SDOH can be screened via phone, and care coordinators can do this during monthly follow-up calls. If screening shows that the patient requires additional assistance, the care coordinator can refer them to food banks, housing authorities, utility companies; senior centers, and other resources within the community.

The Importance of Addressing Care Gaps

Chronic Care Management can help patients prevent and manage illness by identifying and addressing gaps in care, leading to better long-term health outcomes. At the same time, practices could see improvements in their value-based care and quality performance. 

Chronic Care Management gives practices multiple opportunities to address care gaps with Medicare patients, up to twelve times a year. Care coordinators build relationships with patients while ensuring they have access to needed screenings, vaccinations, SDOH resources, and assessments. 

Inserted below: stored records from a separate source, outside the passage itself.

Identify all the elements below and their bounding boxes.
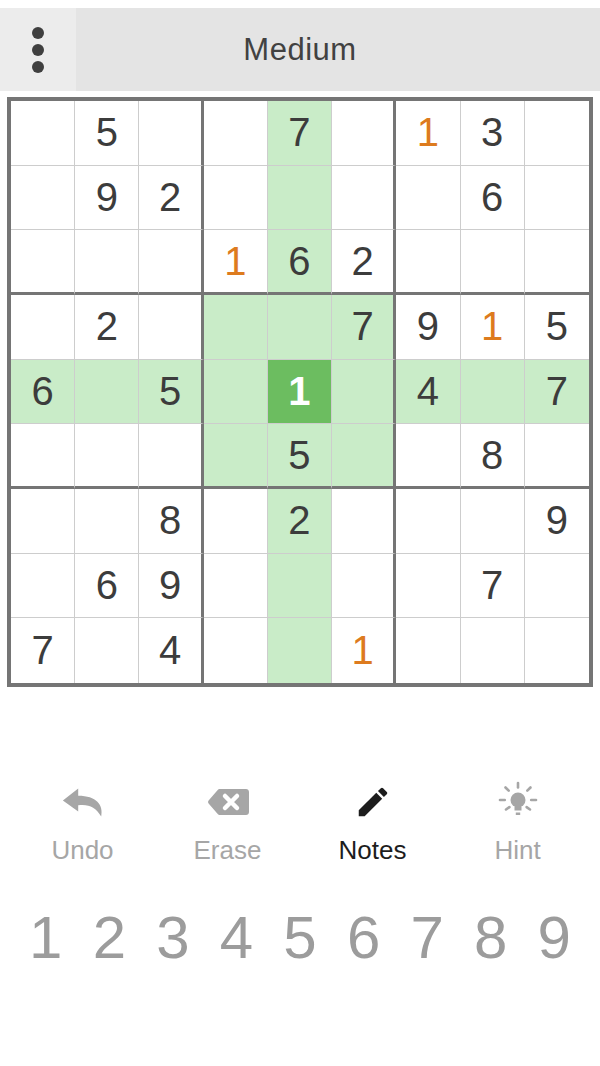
cell-r9c5[interactable] bbox=[268, 618, 332, 683]
cell-r5c9[interactable]: 7 bbox=[525, 360, 589, 425]
cell-r4c3[interactable] bbox=[139, 295, 203, 360]
cell-r3c4[interactable]: 1 bbox=[204, 230, 268, 295]
cell-r2c1[interactable] bbox=[11, 166, 75, 231]
numpad-key-9[interactable]: 9 bbox=[523, 902, 587, 974]
cell-r6c7[interactable] bbox=[396, 424, 460, 489]
cell-r6c5[interactable]: 5 bbox=[268, 424, 332, 489]
cell-r7c6[interactable] bbox=[332, 489, 396, 554]
cell-r3c9[interactable] bbox=[525, 230, 589, 295]
cell-r1c2[interactable]: 5 bbox=[75, 101, 139, 166]
cell-r1c5[interactable]: 7 bbox=[268, 101, 332, 166]
numpad-key-1[interactable]: 1 bbox=[14, 902, 78, 974]
cell-r1c4[interactable] bbox=[204, 101, 268, 166]
cell-r9c7[interactable] bbox=[396, 618, 460, 683]
cell-r5c6[interactable] bbox=[332, 360, 396, 425]
cell-r8c8[interactable]: 7 bbox=[461, 554, 525, 619]
cell-r5c7[interactable]: 4 bbox=[396, 360, 460, 425]
header: Medium bbox=[0, 8, 600, 91]
cell-r1c7[interactable]: 1 bbox=[396, 101, 460, 166]
cell-r8c5[interactable] bbox=[268, 554, 332, 619]
cell-r8c4[interactable] bbox=[204, 554, 268, 619]
cell-r6c3[interactable] bbox=[139, 424, 203, 489]
cell-r4c9[interactable]: 5 bbox=[525, 295, 589, 360]
hint-label: Hint bbox=[494, 835, 540, 866]
numpad-key-2[interactable]: 2 bbox=[78, 902, 142, 974]
cell-r5c3[interactable]: 5 bbox=[139, 360, 203, 425]
cell-r4c1[interactable] bbox=[11, 295, 75, 360]
cell-r6c2[interactable] bbox=[75, 424, 139, 489]
cell-r9c1[interactable]: 7 bbox=[11, 618, 75, 683]
cell-r8c6[interactable] bbox=[332, 554, 396, 619]
cell-r4c8[interactable]: 1 bbox=[461, 295, 525, 360]
cell-r8c7[interactable] bbox=[396, 554, 460, 619]
numpad: 123456789 bbox=[0, 902, 600, 974]
erase-label: Erase bbox=[194, 835, 262, 866]
cell-r9c6[interactable]: 1 bbox=[332, 618, 396, 683]
undo-button[interactable]: Undo bbox=[10, 779, 155, 866]
cell-r7c2[interactable] bbox=[75, 489, 139, 554]
cell-r4c2[interactable]: 2 bbox=[75, 295, 139, 360]
cell-r3c3[interactable] bbox=[139, 230, 203, 295]
cell-r6c1[interactable] bbox=[11, 424, 75, 489]
cell-r7c7[interactable] bbox=[396, 489, 460, 554]
notes-label: Notes bbox=[339, 835, 407, 866]
cell-r9c8[interactable] bbox=[461, 618, 525, 683]
cell-r3c2[interactable] bbox=[75, 230, 139, 295]
cell-r7c4[interactable] bbox=[204, 489, 268, 554]
cell-r7c9[interactable]: 9 bbox=[525, 489, 589, 554]
cell-r3c8[interactable] bbox=[461, 230, 525, 295]
cell-r5c4[interactable] bbox=[204, 360, 268, 425]
hint-button[interactable]: Hint bbox=[445, 779, 590, 866]
cell-r9c9[interactable] bbox=[525, 618, 589, 683]
cell-r4c5[interactable] bbox=[268, 295, 332, 360]
cell-r1c1[interactable] bbox=[11, 101, 75, 166]
cell-r2c4[interactable] bbox=[204, 166, 268, 231]
pencil-icon bbox=[354, 779, 392, 825]
toolbar: UndoEraseNotesHint bbox=[0, 779, 600, 866]
cell-r3c1[interactable] bbox=[11, 230, 75, 295]
numpad-key-4[interactable]: 4 bbox=[205, 902, 269, 974]
cell-r8c2[interactable]: 6 bbox=[75, 554, 139, 619]
cell-r7c1[interactable] bbox=[11, 489, 75, 554]
page-title: Medium bbox=[0, 32, 600, 68]
cell-r6c8[interactable]: 8 bbox=[461, 424, 525, 489]
cell-r2c5[interactable] bbox=[268, 166, 332, 231]
cell-r8c9[interactable] bbox=[525, 554, 589, 619]
cell-r9c3[interactable]: 4 bbox=[139, 618, 203, 683]
undo-icon bbox=[60, 779, 106, 825]
cell-r5c2[interactable] bbox=[75, 360, 139, 425]
cell-r1c6[interactable] bbox=[332, 101, 396, 166]
numpad-key-8[interactable]: 8 bbox=[459, 902, 523, 974]
undo-label: Undo bbox=[51, 835, 113, 866]
cell-r3c5[interactable]: 6 bbox=[268, 230, 332, 295]
cell-r2c3[interactable]: 2 bbox=[139, 166, 203, 231]
cell-r9c2[interactable] bbox=[75, 618, 139, 683]
numpad-key-6[interactable]: 6 bbox=[332, 902, 396, 974]
cell-r2c8[interactable]: 6 bbox=[461, 166, 525, 231]
cell-r3c7[interactable] bbox=[396, 230, 460, 295]
erase-button[interactable]: Erase bbox=[155, 779, 300, 866]
cell-r2c9[interactable] bbox=[525, 166, 589, 231]
cell-r8c3[interactable]: 9 bbox=[139, 554, 203, 619]
cell-r3c6[interactable]: 2 bbox=[332, 230, 396, 295]
cell-r1c9[interactable] bbox=[525, 101, 589, 166]
cell-r5c5[interactable]: 1 bbox=[268, 360, 332, 425]
backspace-icon bbox=[206, 779, 250, 825]
status-bar bbox=[0, 0, 600, 8]
numpad-key-5[interactable]: 5 bbox=[268, 902, 332, 974]
numpad-key-7[interactable]: 7 bbox=[395, 902, 459, 974]
cell-r7c8[interactable] bbox=[461, 489, 525, 554]
sudoku-board: 5713926162279156514758829697741 bbox=[7, 97, 593, 687]
cell-r5c8[interactable] bbox=[461, 360, 525, 425]
lightbulb-icon bbox=[495, 779, 541, 825]
cell-r6c6[interactable] bbox=[332, 424, 396, 489]
numpad-key-3[interactable]: 3 bbox=[141, 902, 205, 974]
cell-r9c4[interactable] bbox=[204, 618, 268, 683]
cell-r5c1[interactable]: 6 bbox=[11, 360, 75, 425]
sudoku-grid: 5713926162279156514758829697741 bbox=[11, 101, 589, 683]
notes-button[interactable]: Notes bbox=[300, 779, 445, 866]
cell-r1c8[interactable]: 3 bbox=[461, 101, 525, 166]
cell-r7c3[interactable]: 8 bbox=[139, 489, 203, 554]
cell-r1c3[interactable] bbox=[139, 101, 203, 166]
cell-r6c9[interactable] bbox=[525, 424, 589, 489]
cell-r2c7[interactable] bbox=[396, 166, 460, 231]
cell-r2c6[interactable] bbox=[332, 166, 396, 231]
cell-r4c7[interactable]: 9 bbox=[396, 295, 460, 360]
cell-r4c6[interactable]: 7 bbox=[332, 295, 396, 360]
cell-r2c2[interactable]: 9 bbox=[75, 166, 139, 231]
cell-r8c1[interactable] bbox=[11, 554, 75, 619]
cell-r7c5[interactable]: 2 bbox=[268, 489, 332, 554]
cell-r6c4[interactable] bbox=[204, 424, 268, 489]
cell-r4c4[interactable] bbox=[204, 295, 268, 360]
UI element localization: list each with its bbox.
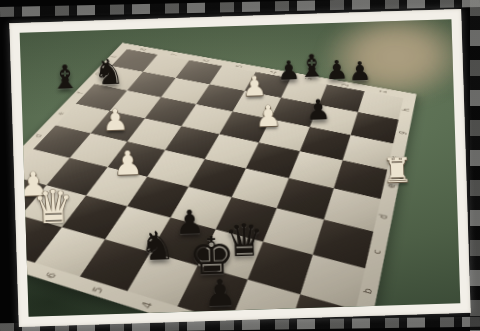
- white-queen-a5[interactable]: ♛: [32, 183, 75, 230]
- coord-label-right-a: a: [345, 310, 373, 317]
- white-pawn-c5[interactable]: ♟: [112, 146, 143, 180]
- photo-frame: 87654321hhggffeeddccbbaa87654321 ♝♞♟♝♟♟♟…: [9, 9, 470, 327]
- black-bishop-captured-2[interactable]: ♝: [297, 50, 326, 82]
- white-pawn-h5[interactable]: ♟: [242, 72, 267, 100]
- black-pawn-captured-3[interactable]: ♟: [348, 58, 372, 85]
- white-pawn-d6[interactable]: ♟: [102, 106, 129, 136]
- black-bishop-captured-left[interactable]: ♝: [50, 60, 81, 94]
- photo-canvas: 87654321hhggffeeddccbbaa87654321 ♝♞♟♝♟♟♟…: [0, 0, 480, 331]
- black-knight-b3[interactable]: ♞: [139, 225, 176, 266]
- black-pawn-b1[interactable]: ♟: [203, 275, 237, 313]
- white-rook-g1[interactable]: ♜: [381, 153, 413, 188]
- black-knight-captured-left[interactable]: ♞: [93, 55, 125, 91]
- photo: 87654321hhggffeeddccbbaa87654321 ♝♞♟♝♟♟♟…: [20, 19, 461, 316]
- black-pawn-captured-2[interactable]: ♟: [325, 57, 349, 84]
- square-a8[interactable]: [20, 204, 21, 249]
- black-pawn-h4[interactable]: ♟: [305, 96, 331, 125]
- white-pawn-g4[interactable]: ♟: [255, 102, 282, 132]
- torn-edge-right: [470, 0, 480, 331]
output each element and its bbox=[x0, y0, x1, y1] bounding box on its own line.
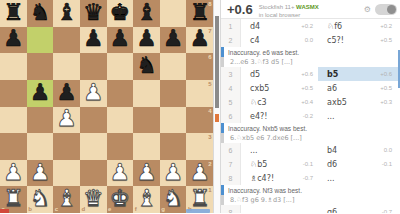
square-e8[interactable]: ♚ bbox=[107, 0, 134, 27]
square-h3[interactable]: 3 bbox=[186, 133, 213, 160]
engine-badge: WASMX bbox=[296, 4, 319, 10]
piece-white-pawn[interactable]: ♟ bbox=[136, 161, 157, 184]
square-b1[interactable]: ♞b bbox=[27, 186, 54, 213]
square-d5[interactable]: ♟ bbox=[80, 80, 107, 107]
piece-white-pawn[interactable]: ♟ bbox=[163, 161, 184, 184]
move-san: ... bbox=[327, 174, 335, 183]
piece-white-knight[interactable]: ♞ bbox=[163, 187, 184, 210]
piece-white-pawn[interactable]: ♟ bbox=[83, 81, 104, 104]
move-san: g6 bbox=[327, 208, 337, 214]
coord-rank-8: 8 bbox=[208, 1, 211, 7]
move-number: 5 bbox=[221, 95, 241, 109]
move-black[interactable]: ... bbox=[318, 109, 400, 123]
square-c3[interactable] bbox=[53, 133, 80, 160]
square-d1[interactable]: ♛d bbox=[80, 186, 107, 213]
square-b7[interactable] bbox=[27, 27, 54, 54]
coord-rank-5: 5 bbox=[208, 81, 211, 87]
move-eval: 0.0 bbox=[384, 147, 397, 153]
piece-white-pawn[interactable]: ♟ bbox=[110, 161, 131, 184]
square-f3[interactable] bbox=[133, 133, 160, 160]
evaluation-value: +0.6 bbox=[227, 3, 253, 17]
cutoff-fragment-orange bbox=[0, 209, 9, 213]
gear-icon[interactable]: ⚙ bbox=[364, 6, 371, 14]
page-scrollbar-mark bbox=[215, 114, 219, 122]
coord-rank-4: 4 bbox=[208, 108, 211, 114]
variation-line[interactable]: 8.♘f3 g6 9.♗d3 [...] bbox=[221, 195, 400, 205]
move-eval: +0.5 bbox=[301, 85, 318, 91]
piece-black-pawn[interactable]: ♟ bbox=[83, 27, 104, 50]
move-white[interactable]: ♘c3+0.4 bbox=[241, 95, 318, 109]
square-c4[interactable]: ♟ bbox=[53, 107, 80, 134]
move-white[interactable]: d4+0.2 bbox=[241, 19, 318, 33]
piece-white-knight[interactable]: ♞ bbox=[30, 187, 51, 210]
move-list: 1d4+0.2♘f6+0.22c40.0c5?!+0.5Inaccuracy. … bbox=[221, 19, 400, 213]
piece-white-king[interactable]: ♚ bbox=[110, 187, 131, 210]
square-e5[interactable] bbox=[107, 80, 134, 107]
coord-file-c: c bbox=[55, 206, 58, 212]
move-san: d4 bbox=[250, 22, 260, 31]
piece-black-bishop[interactable]: ♝ bbox=[136, 1, 157, 24]
square-d2[interactable] bbox=[80, 160, 107, 187]
move-black[interactable]: axb5+0.3 bbox=[318, 95, 400, 109]
coord-rank-6: 6 bbox=[208, 54, 211, 60]
move-number: 7 bbox=[221, 157, 241, 171]
move-eval: +0.5 bbox=[380, 37, 397, 43]
square-f7[interactable]: ♟ bbox=[133, 27, 160, 54]
square-g8[interactable] bbox=[160, 0, 187, 27]
coord-file-b: b bbox=[28, 206, 32, 212]
square-c7[interactable] bbox=[53, 27, 80, 54]
square-h4[interactable]: 4 bbox=[186, 107, 213, 134]
square-e3[interactable] bbox=[107, 133, 134, 160]
move-san: ♘f6 bbox=[327, 22, 342, 31]
move-san: c4 bbox=[250, 36, 260, 45]
variation-line[interactable]: 2...e6 3.♘f3 d5 [...] bbox=[221, 57, 400, 67]
piece-black-knight[interactable]: ♞ bbox=[136, 54, 157, 77]
square-a6[interactable] bbox=[0, 53, 27, 80]
coord-file-d: d bbox=[81, 206, 85, 212]
square-b3[interactable] bbox=[27, 133, 54, 160]
square-f5[interactable] bbox=[133, 80, 160, 107]
inaccuracy-comment: Inaccuracy. Nf3 was best. bbox=[221, 185, 400, 195]
square-c6[interactable] bbox=[53, 53, 80, 80]
piece-black-pawn[interactable]: ♟ bbox=[110, 27, 131, 50]
piece-black-rook[interactable]: ♜ bbox=[3, 1, 24, 24]
move-san: ♘c3 bbox=[250, 98, 267, 107]
piece-white-pawn[interactable]: ♟ bbox=[30, 161, 51, 184]
coord-rank-3: 3 bbox=[208, 134, 211, 140]
square-b4[interactable] bbox=[27, 107, 54, 134]
piece-black-pawn[interactable]: ♟ bbox=[56, 81, 77, 104]
square-b6[interactable] bbox=[27, 53, 54, 80]
move-number: 2 bbox=[221, 33, 241, 47]
piece-white-bishop[interactable]: ♝ bbox=[136, 187, 157, 210]
coord-rank-2: 2 bbox=[208, 161, 211, 167]
piece-black-pawn[interactable]: ♟ bbox=[189, 27, 210, 50]
chess-analysis-app: ♜♞♝♛♚♝♜8♟♟♟♟♟♟7♞6♟♟♟5♟43♟♟♟♟♟♟2♜a♞b♝c♛d♚… bbox=[0, 0, 400, 213]
piece-black-king[interactable]: ♚ bbox=[110, 1, 131, 24]
move-eval: +0.6 bbox=[380, 71, 397, 77]
move-san: ... bbox=[250, 146, 258, 155]
engine-name: Stockfish 11+ bbox=[259, 4, 295, 10]
square-c8[interactable]: ♝ bbox=[53, 0, 80, 27]
move-white[interactable]: ♘b5-0.1 bbox=[241, 157, 318, 171]
move-eval: 0.0 bbox=[305, 37, 318, 43]
move-row: 7♘b5-0.1d6-0.1 bbox=[221, 157, 400, 171]
move-black[interactable]: ... bbox=[318, 171, 400, 185]
move-eval: -0.7 bbox=[303, 175, 318, 181]
piece-white-pawn[interactable]: ♟ bbox=[189, 161, 210, 184]
square-e6[interactable] bbox=[107, 53, 134, 80]
square-g3[interactable] bbox=[160, 133, 187, 160]
move-row: 1d4+0.2♘f6+0.2 bbox=[221, 19, 400, 33]
move-row: 8♗c4?!-0.7... bbox=[221, 171, 400, 185]
move-white[interactable]: ♗c4?!-0.7 bbox=[241, 171, 318, 185]
square-h6[interactable]: 6 bbox=[186, 53, 213, 80]
move-eval: -0.7 bbox=[382, 209, 397, 213]
move-san: ♗c4?! bbox=[250, 174, 274, 183]
move-black[interactable]: a6+0.5 bbox=[318, 81, 400, 95]
move-number: 4 bbox=[221, 81, 241, 95]
piece-white-rook[interactable]: ♜ bbox=[3, 187, 24, 210]
coord-file-g: g bbox=[161, 206, 165, 212]
square-g2[interactable]: ♟ bbox=[160, 160, 187, 187]
move-black[interactable]: b5+0.6 bbox=[318, 67, 400, 81]
inaccuracy-comment: Inaccuracy. e6 was best. bbox=[221, 47, 400, 57]
engine-name-line: Stockfish 11+ WASMX bbox=[259, 3, 319, 11]
move-number: 3 bbox=[221, 67, 241, 81]
square-c1[interactable]: ♝c bbox=[53, 186, 80, 213]
square-g6[interactable] bbox=[160, 53, 187, 80]
move-row: 3d5+0.6b5+0.6 bbox=[221, 67, 400, 81]
move-san: axb5 bbox=[327, 98, 347, 107]
move-eval: +0.5 bbox=[380, 85, 397, 91]
move-white[interactable]: e4?!-0.2 bbox=[241, 109, 318, 123]
move-san: ... bbox=[250, 208, 258, 214]
square-f2[interactable]: ♟ bbox=[133, 160, 160, 187]
square-a7[interactable]: ♟ bbox=[0, 27, 27, 54]
inaccuracy-comment: Inaccuracy. Nxb5 was best. bbox=[221, 123, 400, 133]
square-e2[interactable]: ♟ bbox=[107, 160, 134, 187]
square-e1[interactable]: ♚e bbox=[107, 186, 134, 213]
move-black[interactable]: d6-0.1 bbox=[318, 157, 400, 171]
cutoff-fragment-blue-text bbox=[186, 209, 210, 213]
engine-toggle[interactable] bbox=[375, 4, 397, 15]
move-black[interactable]: b40.0 bbox=[318, 143, 400, 157]
square-d8[interactable]: ♛ bbox=[80, 0, 107, 27]
piece-black-pawn[interactable]: ♟ bbox=[136, 27, 157, 50]
move-number: 6 bbox=[221, 109, 241, 123]
piece-white-bishop[interactable]: ♝ bbox=[56, 187, 77, 210]
engine-controls: ⚙ bbox=[364, 3, 397, 15]
move-san: e4?! bbox=[250, 112, 267, 121]
move-row: 6...b40.0 bbox=[221, 143, 400, 157]
move-white[interactable]: ... bbox=[241, 143, 318, 157]
square-h7[interactable]: ♟7 bbox=[186, 27, 213, 54]
move-number: 8 bbox=[221, 171, 241, 185]
square-g7[interactable]: ♟ bbox=[160, 27, 187, 54]
chess-board[interactable]: ♜♞♝♛♚♝♜8♟♟♟♟♟♟7♞6♟♟♟5♟43♟♟♟♟♟♟2♜a♞b♝c♛d♚… bbox=[0, 0, 213, 213]
analysis-panel: +0.6 Stockfish 11+ WASMX in local browse… bbox=[221, 0, 400, 213]
square-h5[interactable]: 5 bbox=[186, 80, 213, 107]
move-san: ... bbox=[327, 112, 335, 121]
move-san: d5 bbox=[250, 70, 260, 79]
piece-black-queen[interactable]: ♛ bbox=[83, 1, 104, 24]
move-eval: +0.6 bbox=[301, 71, 318, 77]
move-eval: -0.1 bbox=[382, 161, 397, 167]
square-c2[interactable] bbox=[53, 160, 80, 187]
square-f4[interactable] bbox=[133, 107, 160, 134]
move-white[interactable]: ... bbox=[241, 205, 318, 213]
square-f6[interactable]: ♞ bbox=[133, 53, 160, 80]
move-row: 6e4?!-0.2... bbox=[221, 109, 400, 123]
square-c5[interactable]: ♟ bbox=[53, 80, 80, 107]
move-san: ♘b5 bbox=[250, 160, 267, 169]
move-eval: +0.2 bbox=[301, 23, 318, 29]
page-scrollbar[interactable] bbox=[213, 0, 221, 213]
move-number: 8 bbox=[221, 205, 241, 213]
square-d3[interactable] bbox=[80, 133, 107, 160]
square-e4[interactable] bbox=[107, 107, 134, 134]
engine-header: +0.6 Stockfish 11+ WASMX in local browse… bbox=[221, 0, 400, 19]
move-row: 8...g6-0.7 bbox=[221, 205, 400, 213]
square-e7[interactable]: ♟ bbox=[107, 27, 134, 54]
move-white[interactable]: c40.0 bbox=[241, 33, 318, 47]
piece-white-rook[interactable]: ♜ bbox=[189, 187, 210, 210]
move-eval: -0.2 bbox=[303, 113, 318, 119]
coord-file-e: e bbox=[108, 206, 111, 212]
square-a8[interactable]: ♜ bbox=[0, 0, 27, 27]
square-f1[interactable]: ♝f bbox=[133, 186, 160, 213]
move-row: 4cxb5+0.5a6+0.5 bbox=[221, 81, 400, 95]
piece-black-rook[interactable]: ♜ bbox=[189, 1, 210, 24]
square-d7[interactable]: ♟ bbox=[80, 27, 107, 54]
square-a4[interactable] bbox=[0, 107, 27, 134]
piece-white-queen[interactable]: ♛ bbox=[83, 187, 104, 210]
move-san: c5?! bbox=[327, 36, 344, 45]
square-g5[interactable] bbox=[160, 80, 187, 107]
square-a3[interactable] bbox=[0, 133, 27, 160]
move-white[interactable]: cxb5+0.5 bbox=[241, 81, 318, 95]
engine-location: in local browser bbox=[259, 11, 319, 19]
move-black[interactable]: c5?!+0.5 bbox=[318, 33, 400, 47]
move-row: 2c40.0c5?!+0.5 bbox=[221, 33, 400, 47]
move-san: d6 bbox=[327, 160, 337, 169]
coord-rank-7: 7 bbox=[208, 28, 211, 34]
move-black[interactable]: ♘f6+0.2 bbox=[318, 19, 400, 33]
square-d4[interactable] bbox=[80, 107, 107, 134]
square-b2[interactable]: ♟ bbox=[27, 160, 54, 187]
page-scrollbar-thumb[interactable] bbox=[215, 16, 219, 108]
square-b8[interactable]: ♞ bbox=[27, 0, 54, 27]
square-f8[interactable]: ♝ bbox=[133, 0, 160, 27]
engine-info: Stockfish 11+ WASMX in local browser bbox=[259, 3, 319, 19]
move-san: cxb5 bbox=[250, 84, 269, 93]
piece-black-bishop[interactable]: ♝ bbox=[56, 1, 77, 24]
move-san: a6 bbox=[327, 84, 337, 93]
coord-rank-1: 1 bbox=[208, 187, 211, 193]
move-san: b4 bbox=[327, 146, 337, 155]
square-g4[interactable] bbox=[160, 107, 187, 134]
move-eval: +0.3 bbox=[380, 99, 397, 105]
move-row: 5♘c3+0.4axb5+0.3 bbox=[221, 95, 400, 109]
square-b5[interactable]: ♟ bbox=[27, 80, 54, 107]
square-a2[interactable]: ♟ bbox=[0, 160, 27, 187]
square-a5[interactable] bbox=[0, 80, 27, 107]
coord-file-f: f bbox=[135, 206, 137, 212]
move-eval: +0.4 bbox=[301, 99, 318, 105]
piece-white-pawn[interactable]: ♟ bbox=[56, 107, 77, 130]
move-eval: -0.1 bbox=[303, 161, 318, 167]
square-h2[interactable]: ♟2 bbox=[186, 160, 213, 187]
piece-black-pawn[interactable]: ♟ bbox=[3, 27, 24, 50]
move-number: 6 bbox=[221, 143, 241, 157]
move-white[interactable]: d5+0.6 bbox=[241, 67, 318, 81]
piece-black-pawn[interactable]: ♟ bbox=[30, 81, 51, 104]
move-black[interactable]: g6-0.7 bbox=[318, 205, 400, 213]
move-eval: +0.2 bbox=[380, 23, 397, 29]
engine-toggle-knob bbox=[387, 5, 396, 14]
square-h8[interactable]: ♜8 bbox=[186, 0, 213, 27]
variation-line[interactable]: 6.♘xb5 e6 7.dxe6 [...] bbox=[221, 133, 400, 143]
piece-black-knight[interactable]: ♞ bbox=[30, 1, 51, 24]
piece-white-pawn[interactable]: ♟ bbox=[3, 161, 24, 184]
move-number: 1 bbox=[221, 19, 241, 33]
square-g1[interactable]: ♞g bbox=[160, 186, 187, 213]
piece-black-pawn[interactable]: ♟ bbox=[163, 27, 184, 50]
move-san: b5 bbox=[327, 70, 338, 79]
square-d6[interactable] bbox=[80, 53, 107, 80]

Chronic Care Management thus plays an important role in filling those gaps to improve patients’ health and keep off illnesses. Practices could also benefit from the improvements in both value-based care and quality performance at the same time. 

Chronic Care Management provides practices with twelve opportunities per year to address Medicare beneficiaries’ care deficiencies. Care coordinators nurture patient relationships while helping patients access a particular screening, vaccination, SDOH, or assessment. 

Gen By Gen Health’s turn-key CCM/RPM solutions ensure compliance and health literacy – improving patient satisfaction and outcomes, increasing revenue, and decreasing staff workload.